Москва неузнаваема. Снежные сугробы с протоптанными узкими тропинками, ледяные сосульки в три аршина, разобранные заборы, полуразрушенные дома. Из окон выведены наружу железные трубы печек-буржуек, и дымят во славу Третьего Интернационала. Мороз сковал миазмы испорченных водопроводов и загаженных дворов. За нуждой останавливаются по переулкам, не стесняясь, — и мужчины, и женщины. Так, вероятно, было при Царе Иване.

Синее, ясное и кроткое небо блистает, как парча. Мороз покрасил бледные, исхудалые щеки женщин и детей.

Все улицы полны людьми в рубищах. Детишки куда-то бегут, идут советские чиновники, выстраиваются хвосты. Какая-то видимость жизни кругом, среди скелетов домов, под ногами тихо шествующей смерти.

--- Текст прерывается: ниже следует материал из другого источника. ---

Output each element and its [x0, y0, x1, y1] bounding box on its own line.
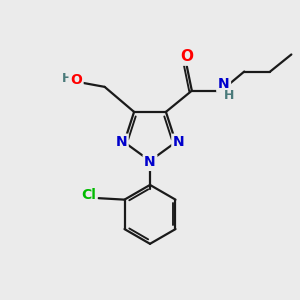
Text: O: O: [70, 73, 82, 87]
Text: N: N: [116, 135, 127, 149]
Text: H: H: [68, 73, 78, 86]
Text: N: N: [218, 77, 230, 91]
Text: H: H: [224, 89, 235, 103]
Text: Cl: Cl: [81, 188, 96, 202]
Text: N: N: [173, 135, 184, 149]
Text: N: N: [144, 155, 156, 170]
Text: H: H: [62, 72, 72, 86]
Text: O: O: [180, 49, 193, 64]
Text: O: O: [56, 73, 78, 86]
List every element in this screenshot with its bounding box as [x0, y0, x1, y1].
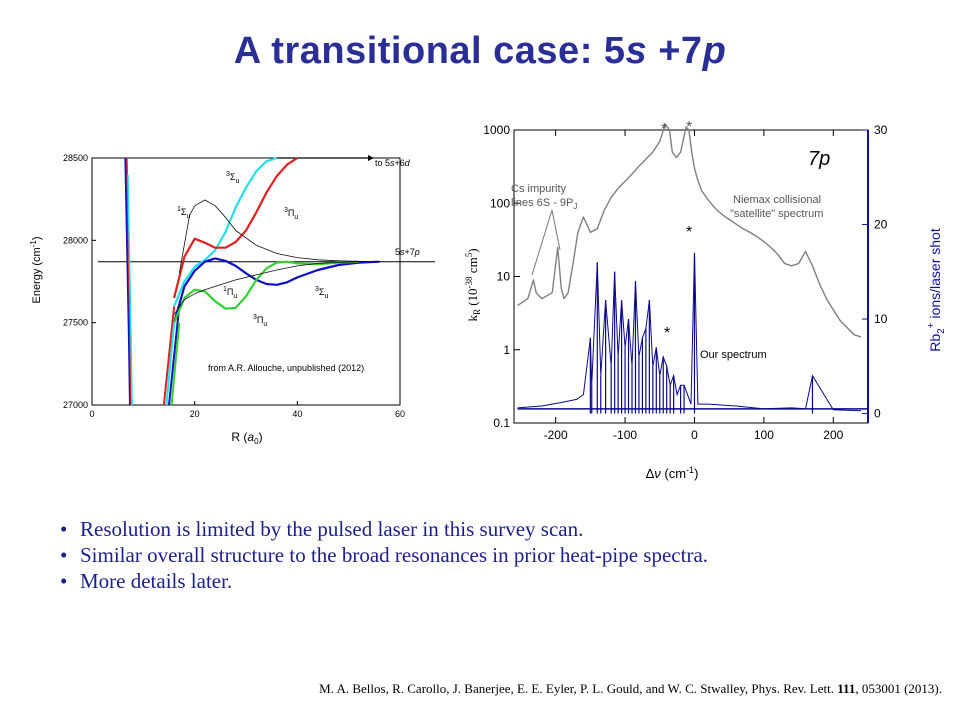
curve-label-1pi: 1Πu	[223, 286, 237, 300]
title-p: p	[702, 30, 727, 72]
left-y-tick-label: 27500	[63, 318, 88, 328]
curve-label-3sigma-lower: 3Σu	[315, 286, 328, 300]
curve-label-3pi-upper: 3Πu	[284, 207, 298, 221]
right-x-tick-label: 100	[754, 428, 774, 442]
annotation-our-spectrum: Our spectrum	[700, 349, 767, 361]
inner-wall-cyan	[127, 174, 133, 406]
left-y-tick-label: 28500	[63, 153, 88, 163]
annotation-niemax-1: Niemax collisional	[733, 194, 821, 206]
star-peak-3: *	[686, 224, 692, 241]
left-y-tick-label: 27000	[63, 400, 88, 410]
right-yleft-tick-label: 1	[503, 343, 510, 357]
title-prefix: A transitional case: 5	[233, 30, 626, 72]
left-annotation: from A.R. Allouche, unpublished (2012)	[208, 363, 364, 373]
asymptote-label-5s7p: 5s+7p	[395, 247, 420, 257]
potential-energy-chart: 0 20 40 60 27000 27500 28000 28500 Energy (cm-1…	[29, 153, 435, 445]
potential-curve-5	[173, 261, 359, 315]
spectrum-chart: -200 -100 0 100 200 0.1 1 10 100 1000 0 10 20 30 7p Δ…	[464, 119, 947, 481]
bullet-list: Resolution is limited by the pulsed lase…	[60, 516, 940, 594]
right-yright-tick-label: 10	[874, 312, 888, 326]
slide-title: A transitional case: 5s +7p	[0, 30, 960, 73]
right-x-tick-label: 0	[691, 428, 698, 442]
potential-curve-0	[173, 156, 278, 307]
right-yright-tick-label: 0	[874, 407, 881, 421]
potential-curve-1	[173, 157, 298, 299]
right-ylabel-right: Rb2+ ions/laser shot	[926, 228, 947, 352]
right-ylabel-left: kR (10-38 cm5)	[464, 248, 482, 321]
right-yleft-tick-label: 100	[490, 196, 510, 210]
asymptote-label-5s6d: to 5s+6d	[375, 158, 411, 168]
bullet-item: Resolution is limited by the pulsed lase…	[60, 516, 940, 542]
title-s: s	[625, 30, 648, 72]
potential-curve-3	[173, 260, 359, 324]
outer-wall	[168, 306, 181, 406]
right-x-tick-label: -200	[544, 428, 568, 442]
left-ylabel: Energy (cm-1)	[29, 236, 43, 303]
left-x-tick-label: 20	[190, 409, 200, 419]
cs-arrow-1	[531, 209, 553, 276]
our-spectrum-line	[517, 252, 862, 412]
right-title: 7p	[808, 148, 830, 170]
outer-wall	[162, 306, 176, 406]
potential-curve-4	[178, 199, 380, 274]
niemax-spectrum-line	[517, 123, 862, 338]
right-x-tick-label: -100	[613, 428, 637, 442]
annotation-niemax-2: "satellite" spectrum	[730, 208, 823, 220]
annotation-cs-lines: lines 6S - 9PJ	[511, 197, 577, 211]
right-yright-tick-label: 30	[874, 123, 888, 137]
star-peak-4: *	[664, 325, 670, 342]
left-x-tick-label: 60	[395, 409, 405, 419]
cs-arrow-2	[551, 209, 561, 251]
outer-wall	[165, 322, 176, 406]
star-peak-2: *	[686, 119, 692, 136]
citation-authors: M. A. Bellos, R. Carollo, J. Banerjee, E…	[319, 681, 838, 696]
right-yleft-tick-label: 1000	[483, 123, 510, 137]
citation-volume: 111	[837, 681, 856, 696]
right-yleft-tick-label: 0.1	[493, 416, 510, 430]
left-x-tick-label: 0	[89, 409, 94, 419]
asymptote-arrowhead	[368, 155, 374, 161]
citation: M. A. Bellos, R. Carollo, J. Banerjee, E…	[319, 681, 942, 697]
right-x-tick-label: 200	[823, 428, 843, 442]
left-y-tick-label: 28000	[63, 235, 88, 245]
inner-wall-blue	[124, 157, 131, 406]
right-yright-tick-label: 20	[874, 218, 888, 232]
outer-wall	[170, 322, 181, 406]
citation-rest: , 053001 (2013).	[855, 681, 942, 696]
left-plot-frame	[91, 157, 401, 406]
inner-wall-red	[126, 157, 132, 406]
left-xlabel: R (a0)	[231, 430, 262, 445]
curve-label-3sigma-upper: 3Σu	[226, 171, 239, 185]
left-x-tick-label: 40	[292, 409, 302, 419]
title-mid: +7	[647, 30, 703, 72]
curve-label-3pi-lower: 3Πu	[253, 314, 267, 328]
right-xlabel: Δν (cm-1)	[646, 465, 699, 481]
annotation-cs-impurity: Cs impurity	[511, 183, 567, 195]
bullet-item: Similar overall structure to the broad r…	[60, 542, 940, 568]
star-peak-1: *	[661, 121, 667, 138]
right-yleft-tick-label: 10	[497, 270, 511, 284]
bullet-item: More details later.	[60, 568, 940, 594]
curve-label-1sigma: 1Σu	[177, 206, 190, 220]
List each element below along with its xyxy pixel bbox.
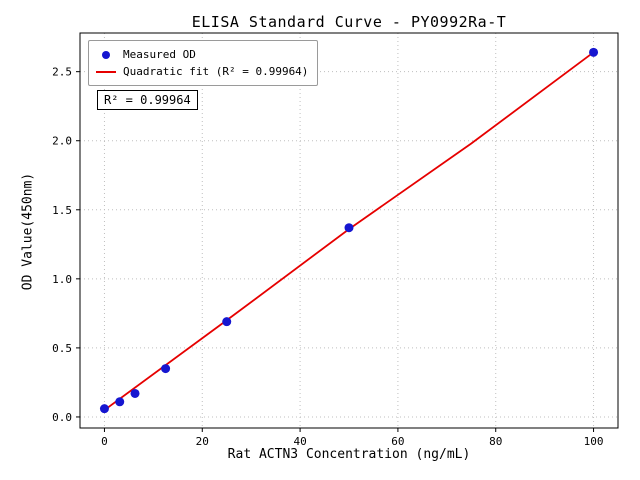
y-tick-label: 2.0 (52, 135, 72, 148)
x-tick-label: 60 (391, 435, 404, 448)
x-tick-label: 0 (101, 435, 108, 448)
r-squared-annotation: R² = 0.99964 (97, 90, 198, 110)
legend: Measured OD Quadratic fit (R² = 0.99964) (88, 40, 319, 86)
y-tick-label: 2.5 (52, 66, 72, 79)
chart-title: ELISA Standard Curve - PY0992Ra-T (191, 13, 507, 31)
measured-od-point (130, 388, 140, 398)
legend-entry-measured-od: Measured OD (96, 46, 308, 63)
plot-border (79, 32, 619, 429)
x-tick-label: 20 (196, 435, 209, 448)
y-axis-label: OD Value(450nm) (20, 172, 36, 291)
measured-od-point (222, 317, 232, 327)
measured-od-point (161, 364, 171, 374)
legend-label: Measured OD (123, 48, 196, 61)
x-axis-label: Rat ACTN3 Concentration (ng/mL) (227, 447, 471, 462)
measured-od-point (589, 47, 599, 57)
y-tick-label: 0.5 (52, 342, 72, 355)
x-tick-label: 40 (293, 435, 306, 448)
legend-label: Quadratic fit (R² = 0.99964) (123, 65, 309, 78)
y-tick-label: 1.5 (52, 204, 72, 217)
x-tick-label: 100 (584, 435, 604, 448)
measured-od-point (344, 223, 354, 233)
y-tick-label: 1.0 (52, 273, 72, 286)
measured-od-point (115, 397, 125, 407)
y-tick-label: 0.0 (52, 411, 72, 424)
blue-dot-marker-icon (102, 50, 110, 59)
measured-od-point (99, 404, 109, 414)
x-tick-label: 80 (489, 435, 502, 448)
legend-entry-quadratic-fit: Quadratic fit (R² = 0.99964) (96, 63, 308, 80)
red-line-marker-icon (96, 70, 116, 73)
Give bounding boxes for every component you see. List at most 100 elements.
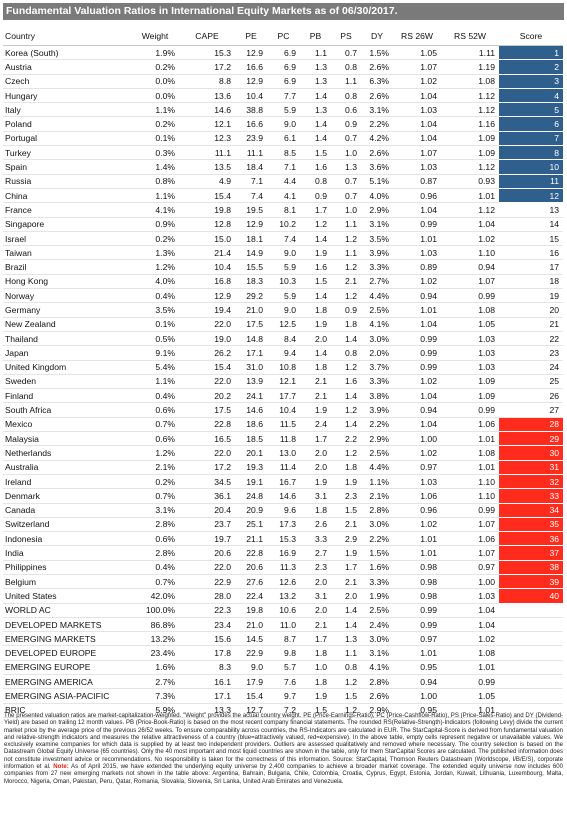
value-cell: 17.3	[267, 517, 300, 533]
value-cell: 19.4	[179, 302, 235, 318]
value-cell: 17.9	[235, 674, 267, 690]
value-cell: 2.0	[300, 460, 331, 475]
value-cell: 12.8	[179, 217, 235, 232]
value-cell: 16.5	[179, 431, 235, 447]
value-cell: 6.9	[267, 45, 300, 61]
value-cell: 17.7	[267, 388, 300, 404]
value-cell: 5.9	[267, 102, 300, 118]
table-row: China 1.1% 15.4 7.4 4.1 0.9 0.7 4.0% 0.96 1.01 12	[3, 188, 563, 204]
value-cell: 21.0	[235, 617, 267, 633]
column-header: Weight	[131, 26, 179, 46]
value-cell: 1.03	[393, 102, 441, 118]
value-cell: 6.9	[267, 59, 300, 75]
score-cell: 17	[499, 259, 563, 275]
value-cell: 1.01	[441, 660, 499, 676]
value-cell: 1.9	[300, 474, 331, 490]
value-cell: 9.0	[267, 116, 300, 132]
value-cell: 1.4	[331, 388, 361, 404]
value-cell: 3.0%	[361, 517, 393, 533]
value-cell: 13.6	[179, 88, 235, 104]
score-cell	[499, 617, 563, 633]
value-cell: 1.5%	[361, 545, 393, 561]
value-cell: 1.07	[393, 145, 441, 161]
value-cell: 2.8%	[131, 545, 179, 561]
table-row: Indonesia 0.6% 19.7 21.1 15.3 3.3 2.9 2.2% 1.01 1…	[3, 531, 563, 547]
value-cell: 4.0%	[131, 274, 179, 290]
table-row: EMERGING EUROPE 1.6% 8.3 9.0 5.7 1.0 0.8 4.1% 0.…	[3, 660, 563, 676]
value-cell: 1.1	[331, 645, 361, 661]
value-cell: 1.00	[393, 431, 441, 447]
value-cell: 1.10	[441, 245, 499, 261]
value-cell: 1.3	[300, 74, 331, 89]
value-cell: 0.3%	[131, 145, 179, 161]
value-cell: 1.09	[441, 131, 499, 147]
value-cell: 7.2	[267, 703, 300, 718]
value-cell: 19.7	[179, 531, 235, 547]
table-row: Singapore 0.9% 12.8 12.9 10.2 1.2 1.1 3.1% 0.99 1…	[3, 217, 563, 232]
value-cell: 0.98	[393, 574, 441, 590]
value-cell: 2.3	[331, 488, 361, 504]
score-cell	[499, 674, 563, 690]
value-cell: 16.7	[267, 474, 300, 490]
value-cell: 1.9	[300, 688, 331, 704]
value-cell: 0.99	[441, 288, 499, 304]
country-cell: Turkey	[3, 145, 131, 161]
value-cell: 2.2%	[361, 417, 393, 433]
value-cell: 0.97	[393, 631, 441, 647]
value-cell: 1.4%	[131, 159, 179, 175]
value-cell: 12.1	[267, 374, 300, 390]
value-cell: 1.06	[393, 488, 441, 504]
value-cell: 0.99	[441, 674, 499, 690]
value-cell: 1.09	[441, 374, 499, 390]
value-cell: 29.2	[235, 288, 267, 304]
score-cell	[499, 631, 563, 647]
value-cell: 2.0	[300, 331, 331, 347]
value-cell: 0.7	[331, 131, 361, 147]
table-row: France 4.1% 19.8 19.5 8.1 1.7 1.0 2.9% 1.04 1.12 1…	[3, 202, 563, 218]
country-cell: Portugal	[3, 131, 131, 147]
country-cell: Canada	[3, 503, 131, 518]
value-cell: 4.4%	[361, 460, 393, 475]
value-cell: 4.2%	[361, 131, 393, 147]
country-cell: United States	[3, 588, 131, 604]
country-cell: Hong Kong	[3, 274, 131, 290]
value-cell: 0.99	[393, 603, 441, 618]
score-cell: 24	[499, 360, 563, 375]
value-cell: 9.0	[267, 245, 300, 261]
value-cell: 0.2%	[131, 116, 179, 132]
value-cell: 27.6	[235, 574, 267, 590]
country-cell: EMERGING AMERICA	[3, 674, 131, 690]
value-cell: 0.9%	[131, 217, 179, 232]
value-cell: 1.01	[441, 460, 499, 475]
value-cell: 6.9	[267, 74, 300, 89]
value-cell: 2.2	[331, 431, 361, 447]
score-cell: 27	[499, 402, 563, 418]
value-cell: 24.1	[235, 388, 267, 404]
value-cell: 2.6%	[361, 88, 393, 104]
score-cell: 40	[499, 588, 563, 604]
value-cell: 1.04	[441, 217, 499, 232]
table-row: Netherlands 1.2% 22.0 20.1 13.0 2.0 1.2 2.5% 1.0…	[3, 445, 563, 461]
value-cell: 1.1	[331, 245, 361, 261]
value-cell: 17.5	[235, 317, 267, 332]
value-cell: 14.8	[235, 331, 267, 347]
score-cell: 33	[499, 488, 563, 504]
table-row: Turkey 0.3% 11.1 11.1 8.5 1.5 1.0 2.6% 1.07 1.09 8	[3, 145, 563, 161]
score-cell: 13	[499, 202, 563, 218]
value-cell: 4.9	[179, 174, 235, 189]
value-cell: 1.04	[393, 88, 441, 104]
value-cell: 1.6	[331, 374, 361, 390]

И все-таки прекрасна Москва! Перламутром и эмалью, золотом и багрянцем горят купола Василия Блаженного. В дымке инея, точно в нежном кружеве, исщербленные, разбитые стены Кремля. В голубизне вечного неба сверкает колокольня Ивана Великого, и что ее белой громаде до того, что Ленин засел в Кремле. Видала она и хуже времена. Помнит котлы с человеческим мясом на московских площадях, помнит такие же разбойничьи банды, помнит поляков, французов и лошадей в Успенском соборе.